During a guns-a-blazing test
trial, Norton explains that Robo / Murphy’s cerebral circuitry controls all his
decisions and actions while letting the organic brain think it’s still the man calling the shots. It’s a convenient, carefully maintained
illusion.
And short-lived.
As in the original, Robo / Murphy
initially submits to his programming and stoically dispatches miscreants and
thugs with practiced ease. There’s even
a “Prime Directive” failsafe worked in to prevent him from harming a “red
asset.” But when Murphy learns the
gun-runners who injured him are being supplied and protected from within his
own department, he gets twitchy in a hurry.
Clara’s refusal to move on only reinforces his humanity. Murphy resists—and ultimately rebels—the more
his conscience is called into play. The
man inside the appliance doesn’t appreciate his handlers using him with the
reticence of someone nuking a frozen dinner in the microwave. Until the conflicted Norton intercedes, he’s
at the mercy of their on / off switch.
By the time Robo / Murphy starts
kicking proverbial ass, it’s too late. The
middle of the 118-minute movie is weighed down by Omni Corp table-talk (we
can’t stand Jay Baruchel’s voice) and laboratory banter, and Murphy spends too
many minutes propped up or clamped down at headquarters. He eventually goes head-to-head with hulking
ED-209 sentries, captures or kills his “murderers,” and confronts his corporate
oppressors—but it’s all despairingly anticlimactic. Even an earlier set piece wherein Robo is
tested against a dozen EM-208s in a warehouse lacks resonance; it’s all just
loud flashes and explosions. Padilha’s
ROBOCOP never disengages the autopilot.
The reboot boasts acting talents
at least equal—if not superior to—Verhoeven’s film. Keaton is convincing as the Steve Jobs-ish
OCP exec pining for effective product and killer marketing campaigns at all
costs. Oldman, suddenly looking younger
than his years, plays a dedicated doctor thrust into a moral quandary. Samuel L. Jackson’s television talk-show host
/ agent provocateur bookends the proceedings; his blustery pro-Robo pundit Pat
Novak delivers most of the laughs. And
no, it wasn’t lost on this geek that I was watching Nick Fury (Jackson) interview Batman (Keaton), who then
consults Commissioner Gordon (Oldman).
Nancy Allen’s Lewis has been rewritten as a man; partner Anne is now
Jack.
But the script has neither the
juicy dialogue nor dark twists for even Keaton to eclipse Ronny Cox’s sinister
suit, or for Patrick Garrow to verbally spar with Kurtwood Smith’s outrageous
Clarence Boddicker. We love Keaton—but
his lisp has never been more pronounced, nor his lines so seasoned with
sibilant S’s and soft-C’s. It’s as if
the writers wanted to emphasize his
say-it-don’t-spray-it sufferin’ succotash Sylvester the Cat speech quirk.

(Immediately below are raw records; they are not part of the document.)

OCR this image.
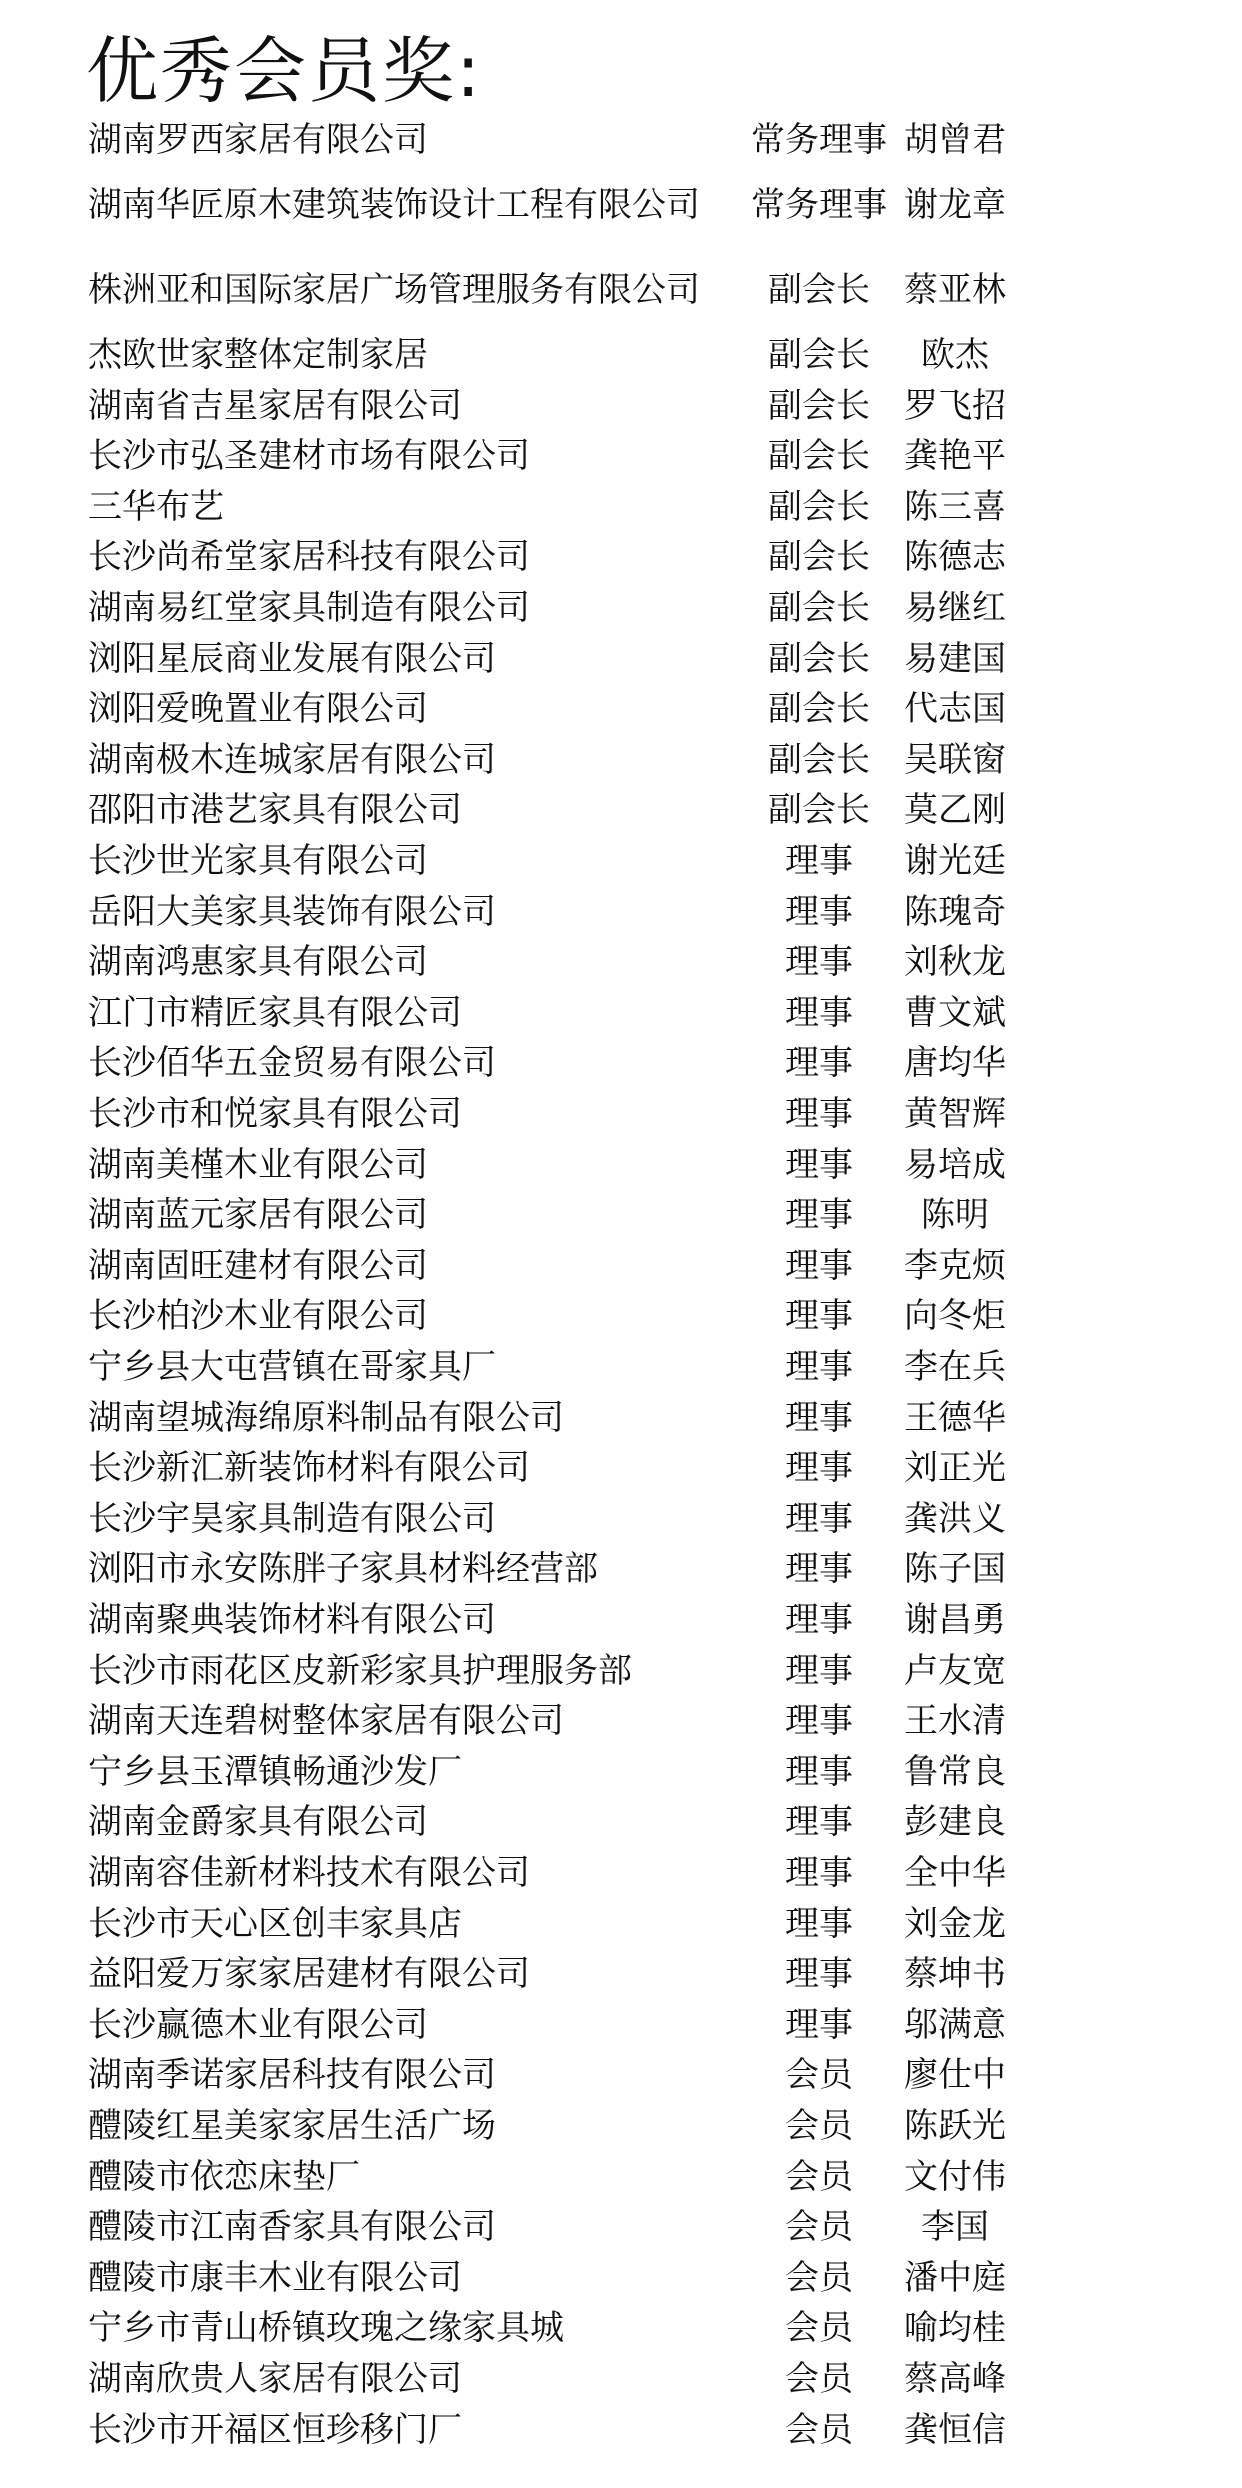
优秀会员奖:
湖南罗西家居有限公司	常务理事 胡曾君
湖南华匠原木建筑装饰设计工程有限公司	常务理事 谢龙章
株洲亚和国际家居广场管理服务有限公司	副会长	蔡亚林
杰欧世家整体定制家居	副会长	欧杰
湖南省吉星家居有限公司	副会长	罗飞招
长沙市弘圣建材市场有限公司	副会长	龚艳平
三华布艺	副会长	陈三喜
长沙尚希堂家居科技有限公司	副会长	陈德志
湖南易红堂家具制造有限公司	副会长	易继红
浏阳星辰商业发展有限公司	副会长	易建国
浏阳爱晚置业有限公司	副会长	代志国
湖南极木连城家居有限公司	副会长	吴联窗
邵阳市港艺家具有限公司	副会长	莫乙刚
长沙世光家具有限公司	理事	谢光廷
岳阳大美家具装饰有限公司	理事	陈瑰奇
湖南鸿惠家具有限公司	理事	刘秋龙
江门市精匠家具有限公司	理事	曹文斌
长沙佰华五金贸易有限公司	理事	唐均华
长沙市和悦家具有限公司	理事	黄智辉
湖南美槿木业有限公司	理事	易培成
湖南蓝元家居有限公司	理事	陈明
湖南固旺建材有限公司	理事	李克烦
长沙柏沙木业有限公司	理事	向冬炬
宁乡县大屯营镇在哥家具厂	理事	李在兵
湖南望城海绵原料制品有限公司	理事	王德华
长沙新汇新装饰材料有限公司	理事	刘正光
长沙宇昊家具制造有限公司	理事	龚洪义
浏阳市永安陈胖子家具材料经营部	理事	陈子国
湖南聚典装饰材料有限公司	理事	谢昌勇
长沙市雨花区皮新彩家具护理服务部	理事	卢友宽
湖南天连碧树整体家居有限公司	理事	王水清
宁乡县玉潭镇畅通沙发厂	理事	鲁常良
湖南金爵家具有限公司	理事	彭建良
湖南容佳新材料技术有限公司	理事	全中华
长沙市天心区创丰家具店	理事	刘金龙
益阳爱万家家居建材有限公司	理事	蔡坤书
长沙赢德木业有限公司	理事	邬满意
湖南季诺家居科技有限公司	会员	廖仕中
醴陵红星美家家居生活广场	会员	陈跃光
醴陵市依恋床垫厂	会员	文付伟
醴陵市江南香家具有限公司	会员	李国
醴陵市康丰木业有限公司	会员	潘中庭
宁乡市青山桥镇玫瑰之缘家具城	会员	喻均桂
湖南欣贵人家居有限公司	会员	蔡高峰
长沙市开福区恒珍移门厂	会员	龚恒信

Heck, maybe the lisp is part of
the reason why we dig Keaton.
Padilha pilfers requisite
taglines and quotes from 1987 (“Thank you for your cooperation,” “Dead or
alive, you’re coming with me,” “You have 20 seconds to comply,”) and the
obligatory “I’ll buy that for a dollar” for nostalgia. He also hijacks the musical theme. But there’s no new dialogue to compete with other
oft-cited ROBO riffs like “Mind if I zip this up?” “Hey, Dicky boy” and
“Bitches leave.” Robo / Murphy’s
crimson-visor profile is beak-ish, like a bird of prey, and he rides a
motorcycle instead of a standard police cruiser. But he doesn’t twirl his sidearm like T.J.

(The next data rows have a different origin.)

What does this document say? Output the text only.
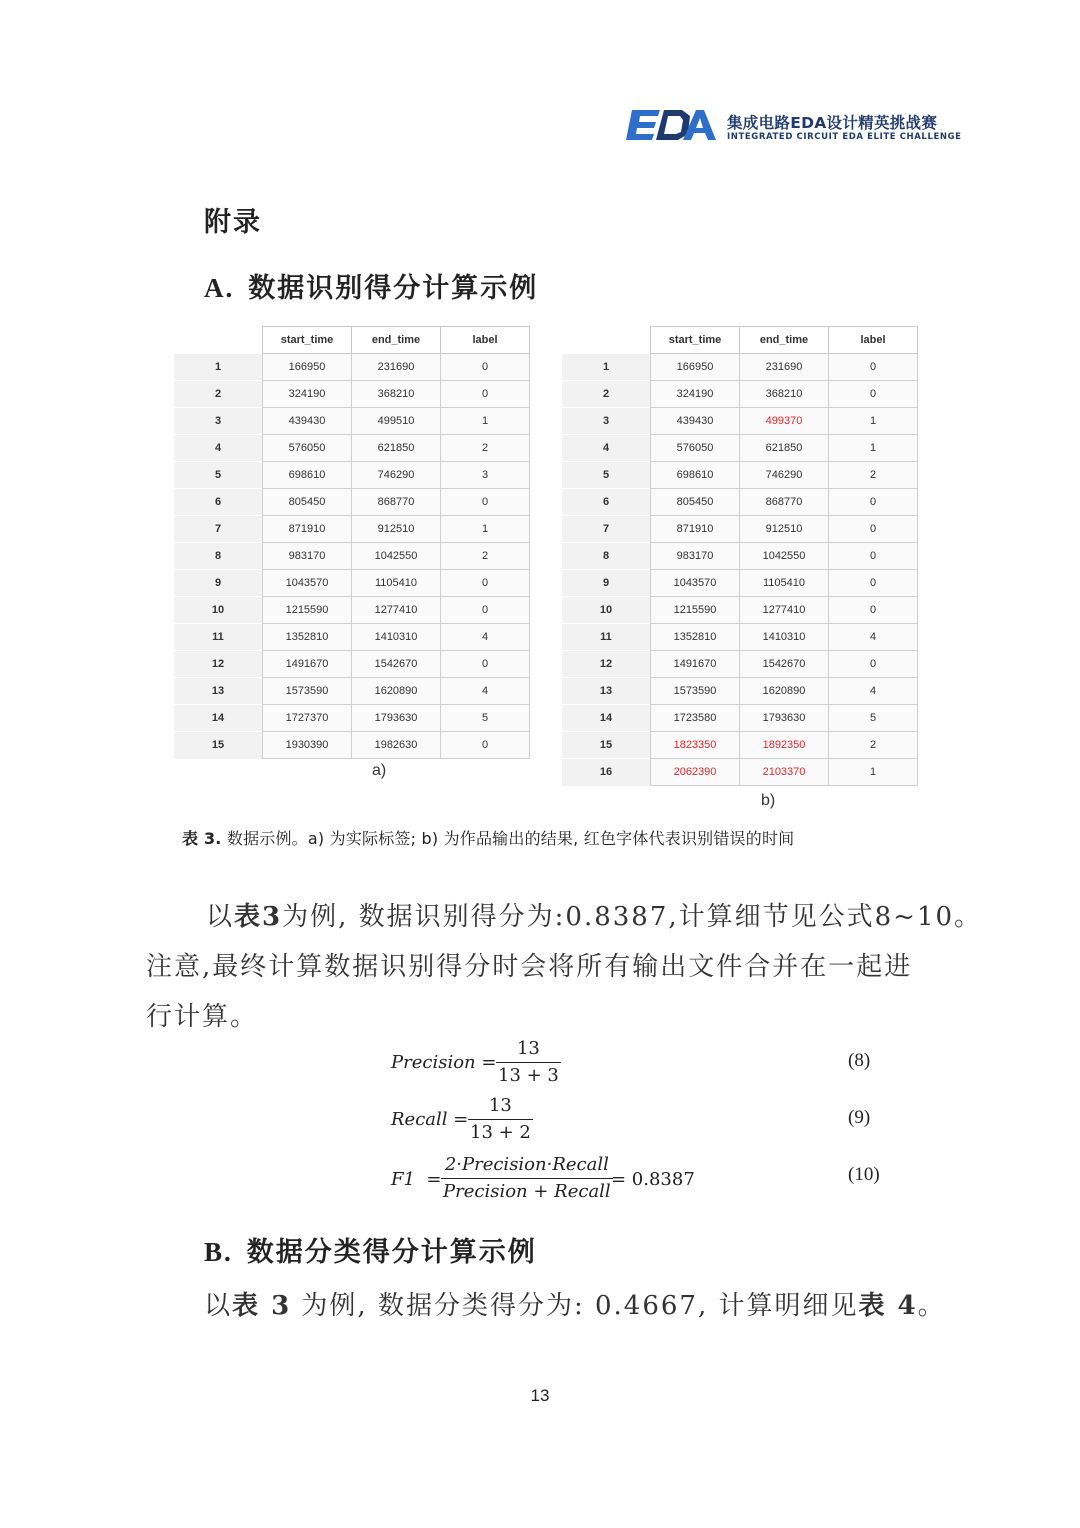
集成电路EDA设计精英挑战赛
INTEGRATED CIRCUIT EDA ELITE CHALLENGE
附录
A. 数据识别得分计算示例
	start_time	end_time	label
1	166950	231690	0
2	324190	368210	0
3	439430	499510	1
4	576050	621850	2
5	698610	746290	3
6	805450	868770	0
7	871910	912510	1
8	983170	1042550	2
9	1043570	1105410	0
10	1215590	1277410	0
11	1352810	1410310	4
12	1491670	1542670	0
13	1573590	1620890	4
14	1727370	1793630	5
15	1930390	1982630	0
a)
	start_time	end_time	label
1	166950	231690	0
2	324190	368210	0
3	439430	499370	1
4	576050	621850	1
5	698610	746290	2
6	805450	868770	0
7	871910	912510	0
8	983170	1042550	0
9	1043570	1105410	0
10	1215590	1277410	0
11	1352810	1410310	4
12	1491670	1542670	0
13	1573590	1620890	4
14	1723580	1793630	5
15	1823350	1892350	2
16	2062390	2103370	1
b)
表 3. 数据示例。a) 为实际标签; b) 为作品输出的结果, 红色字体代表识别错误的时间
以表3为例, 数据识别得分为:0.8387,计算细节见公式8~10。
注意,最终计算数据识别得分时会将所有输出文件合并在一起进
行计算。
Precision = $\frac{13}{13 + 3}$	(8)
Recall = $\frac{13}{13 + 2}$	(9)
F1  =
2·Precision·Recall
Precision + Recall
= 0.8387	(10)
B. 数据分类得分计算示例
以表 3 为例, 数据分类得分为: 0.4667, 计算明细见表 4。
13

Lazer, and his voice doesn’t sound electronically filtered whatsoever (Kinneman
speaks in monotone as the sedated Robo).
The fun’s zapped right out of the character.

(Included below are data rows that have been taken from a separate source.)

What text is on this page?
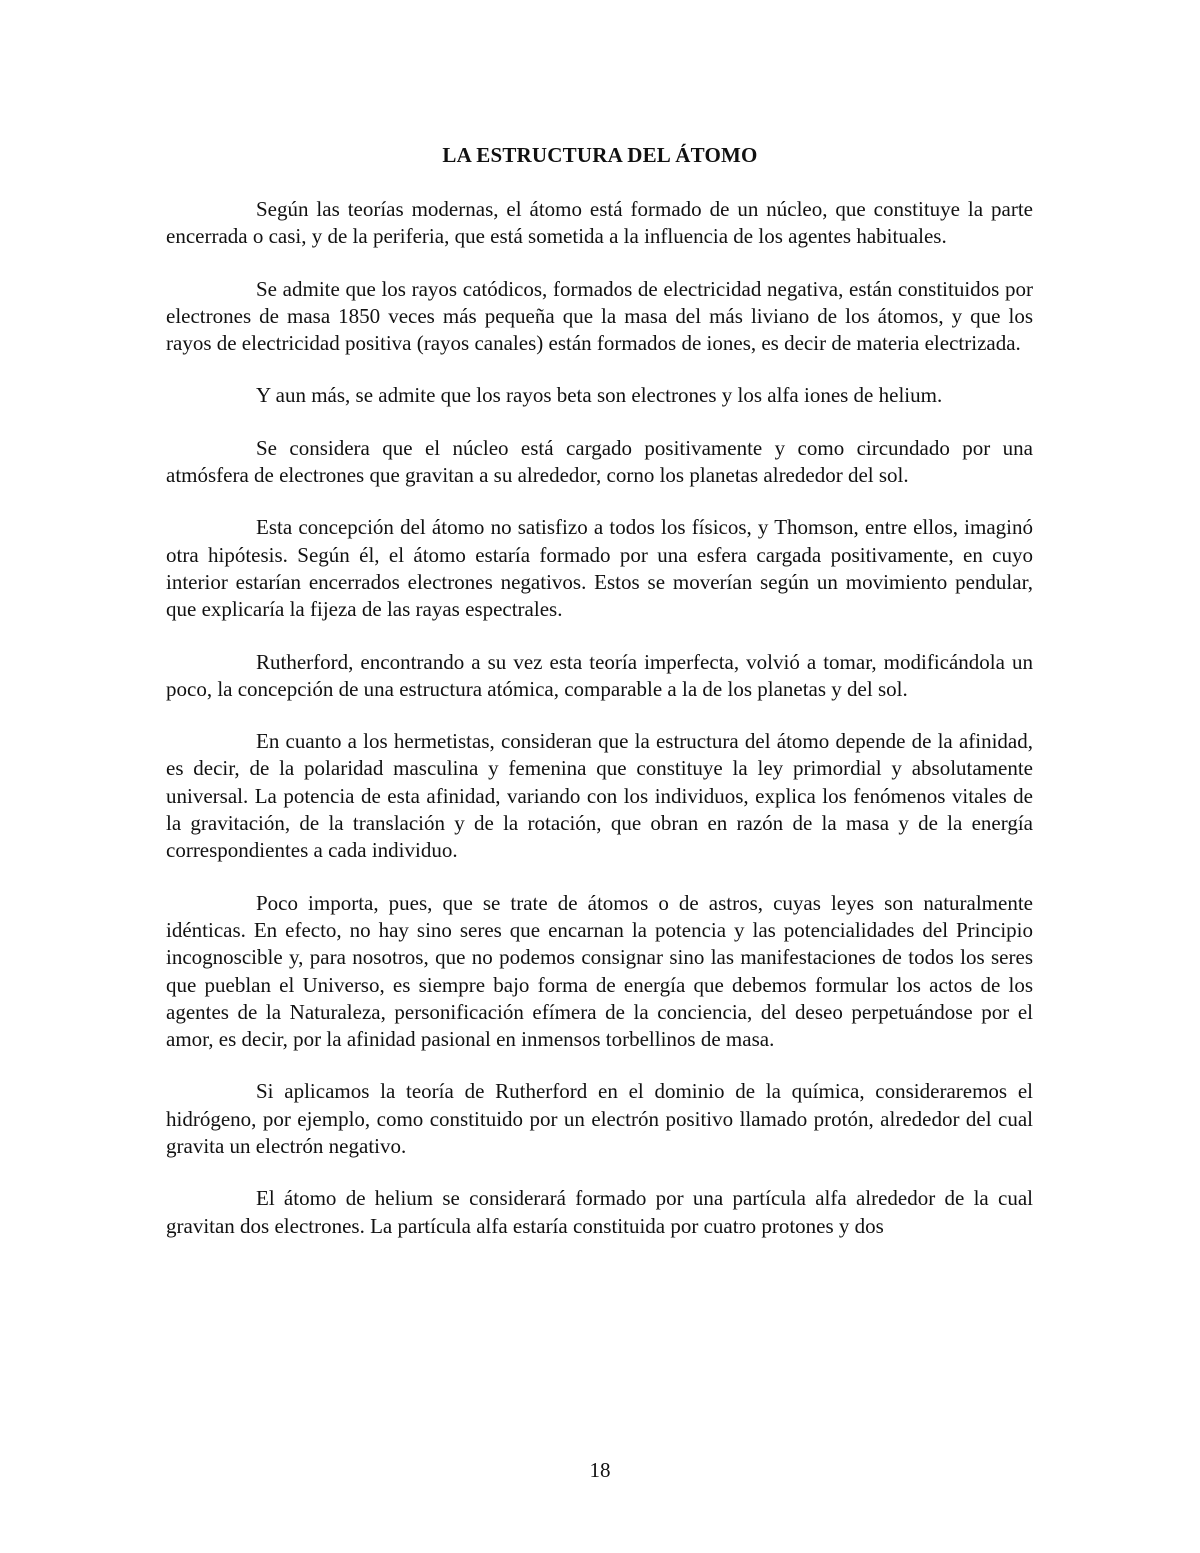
LA ESTRUCTURA DEL ÁTOMO

Según las teorías modernas, el átomo está formado de un núcleo, que constituye la parte encerrada o casi, y de la periferia, que está sometida a la influencia de los agentes habituales.

Se admite que los rayos catódicos, formados de electricidad negativa, están constituidos por electrones de masa 1850 veces más pequeña que la masa del más liviano de los átomos, y que los rayos de electricidad positiva (rayos canales) están formados de iones, es decir de materia electrizada.

Y aun más, se admite que los rayos beta son electrones y los alfa iones de helium.

Se considera que el núcleo está cargado positivamente y como circundado por una atmósfera de electrones que gravitan a su alrededor, corno los planetas alrededor del sol.

Esta concepción del átomo no satisfizo a todos los físicos, y Thomson, entre ellos, imaginó otra hipótesis. Según él, el átomo estaría formado por una esfera cargada positivamente, en cuyo interior estarían encerrados electrones negativos. Estos se moverían según un movimiento pendular, que explicaría la fijeza de las rayas espectrales.

Rutherford, encontrando a su vez esta teoría imperfecta, volvió a tomar, modificándola un poco, la concepción de una estructura atómica, comparable a la de los planetas y del sol.

En cuanto a los hermetistas, consideran que la estructura del átomo depende de la afinidad, es decir, de la polaridad masculina y femenina que constituye la ley primordial y absolutamente universal. La potencia de esta afinidad, variando con los individuos, explica los fenómenos vitales de la gravitación, de la translación y de la rotación, que obran en razón de la masa y de la energía correspondientes a cada individuo.

Poco importa, pues, que se trate de átomos o de astros, cuyas leyes son naturalmente idénticas. En efecto, no hay sino seres que encarnan la potencia y las potencialidades del Principio incognoscible y, para nosotros, que no podemos consignar sino las manifestaciones de todos los seres que pueblan el Universo, es siempre bajo forma de energía que debemos formular los actos de los agentes de la Naturaleza, personificación efímera de la conciencia, del deseo perpetuándose por el amor, es decir, por la afinidad pasional en inmensos torbellinos de masa.

Si aplicamos la teoría de Rutherford en el dominio de la química, consideraremos el hidrógeno, por ejemplo, como constituido por un electrón positivo llamado protón, alrededor del cual gravita un electrón negativo.

El átomo de helium se considerará formado por una partícula alfa alrededor de la cual gravitan dos electrones. La partícula alfa estaría constituida por cuatro protones y dos

18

Cornish’s widow cries and whines
so much we’re tempted to root for Sellars, if only so Clara can learn to let go
of her husband—and we can see the Robocop we remember.
Don’t you recall the first time you beheld ED-209 onscreen (in glorious stop-motion), and how you roared when it counted down and strafed an unarmed associate across a conference room desk? There’s none of that awesome here. Lots of Robo husk but precious little heart. 2 out of 4 stars.